MW: Crude-oil futures edge higher ahead of U.S. inventory data
By Polya Lesova, MarketWatch
FRANKFURT (MarketWatch) -- Oil futures traded above $76 a barrel on Wednesday, as the International Energy Agency reduced its demand forecast and analysts awaited data that are expected to show a rise in U.S. crude-oil inventories.
Crude for June delivery gained 34 cents to $76.71 a barrel in electronic trading on Globex, erasing its earlier losses.
The contract ended down 0.6% on Tuesday.
The Energy Information Administration will release its report on inventories at 10:30 a.m. Eastern. Analysts polled by Platts expect an increase of 1.7 million barrels in crude supplies for the week ended May 7.

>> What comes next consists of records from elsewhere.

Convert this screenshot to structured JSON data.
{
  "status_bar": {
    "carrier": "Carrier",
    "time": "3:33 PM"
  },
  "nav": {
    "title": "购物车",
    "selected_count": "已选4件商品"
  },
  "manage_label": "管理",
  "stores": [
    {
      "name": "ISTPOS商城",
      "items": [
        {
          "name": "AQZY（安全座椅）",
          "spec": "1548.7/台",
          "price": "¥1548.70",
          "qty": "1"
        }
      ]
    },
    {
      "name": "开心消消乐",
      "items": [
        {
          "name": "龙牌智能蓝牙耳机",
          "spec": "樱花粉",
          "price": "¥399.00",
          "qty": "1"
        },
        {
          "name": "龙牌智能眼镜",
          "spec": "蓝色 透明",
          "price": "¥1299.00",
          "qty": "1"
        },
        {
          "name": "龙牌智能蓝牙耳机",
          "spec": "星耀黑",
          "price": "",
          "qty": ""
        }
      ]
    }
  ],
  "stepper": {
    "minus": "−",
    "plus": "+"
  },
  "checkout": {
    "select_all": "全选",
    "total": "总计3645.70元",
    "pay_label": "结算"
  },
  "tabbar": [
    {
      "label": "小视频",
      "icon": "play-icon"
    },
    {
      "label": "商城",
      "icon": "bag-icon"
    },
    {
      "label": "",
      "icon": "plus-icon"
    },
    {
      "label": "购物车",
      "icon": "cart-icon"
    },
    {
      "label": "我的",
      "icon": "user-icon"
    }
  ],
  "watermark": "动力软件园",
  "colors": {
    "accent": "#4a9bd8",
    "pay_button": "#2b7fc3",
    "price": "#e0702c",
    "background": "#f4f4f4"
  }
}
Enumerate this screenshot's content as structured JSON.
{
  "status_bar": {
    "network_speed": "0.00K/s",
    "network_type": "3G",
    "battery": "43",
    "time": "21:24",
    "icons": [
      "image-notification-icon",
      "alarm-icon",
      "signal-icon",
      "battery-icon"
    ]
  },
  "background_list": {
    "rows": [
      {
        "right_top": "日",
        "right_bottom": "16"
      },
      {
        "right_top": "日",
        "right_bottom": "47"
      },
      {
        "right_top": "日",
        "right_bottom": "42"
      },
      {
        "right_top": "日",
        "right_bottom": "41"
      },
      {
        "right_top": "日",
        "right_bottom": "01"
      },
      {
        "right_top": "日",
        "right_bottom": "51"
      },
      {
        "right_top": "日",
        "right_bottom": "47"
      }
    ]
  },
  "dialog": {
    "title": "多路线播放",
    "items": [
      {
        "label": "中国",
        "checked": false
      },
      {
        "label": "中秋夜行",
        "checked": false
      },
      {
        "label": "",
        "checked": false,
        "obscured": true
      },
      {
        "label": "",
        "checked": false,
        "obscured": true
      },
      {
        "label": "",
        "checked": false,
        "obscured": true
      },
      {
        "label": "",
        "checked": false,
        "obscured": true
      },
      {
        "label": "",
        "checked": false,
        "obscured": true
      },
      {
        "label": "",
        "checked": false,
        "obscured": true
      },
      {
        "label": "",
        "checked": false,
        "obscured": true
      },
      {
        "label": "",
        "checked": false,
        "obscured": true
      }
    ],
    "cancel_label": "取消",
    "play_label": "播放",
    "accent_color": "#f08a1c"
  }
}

Traders will also be looking to see if inventories again increased at Cushing, Okla., the delivery point for crude futures traded on the New York Mercantile Exchange.
They also forecast a rise of 850,000 barrels in gasoline supplies and a buildup of 1.28 million barrels in distillate inventories. Refinery utilization is expected to drop by 0.09 percentage point to 89.51%.
IEA lowers demand forecast
The International Energy Agency revised lower by 220,000 barrels a day its forecast for global oil demand for 2010. Oil demand in 2010 is estimated to grow from 2009 by 1.9%, or 1.6 million barrels a day, to 86.4 million barrels a day.
Crude-oil demand has been stronger than anticipated in North America and the Pacific, but somewhat weaker in Asia and the Middle East.
"As made clear by Greece's financial travails, the economic recovery is at risk of drowning in an ocean of public debt, at least in some OECD countries," the Paris-based IEA warned in its monthly report.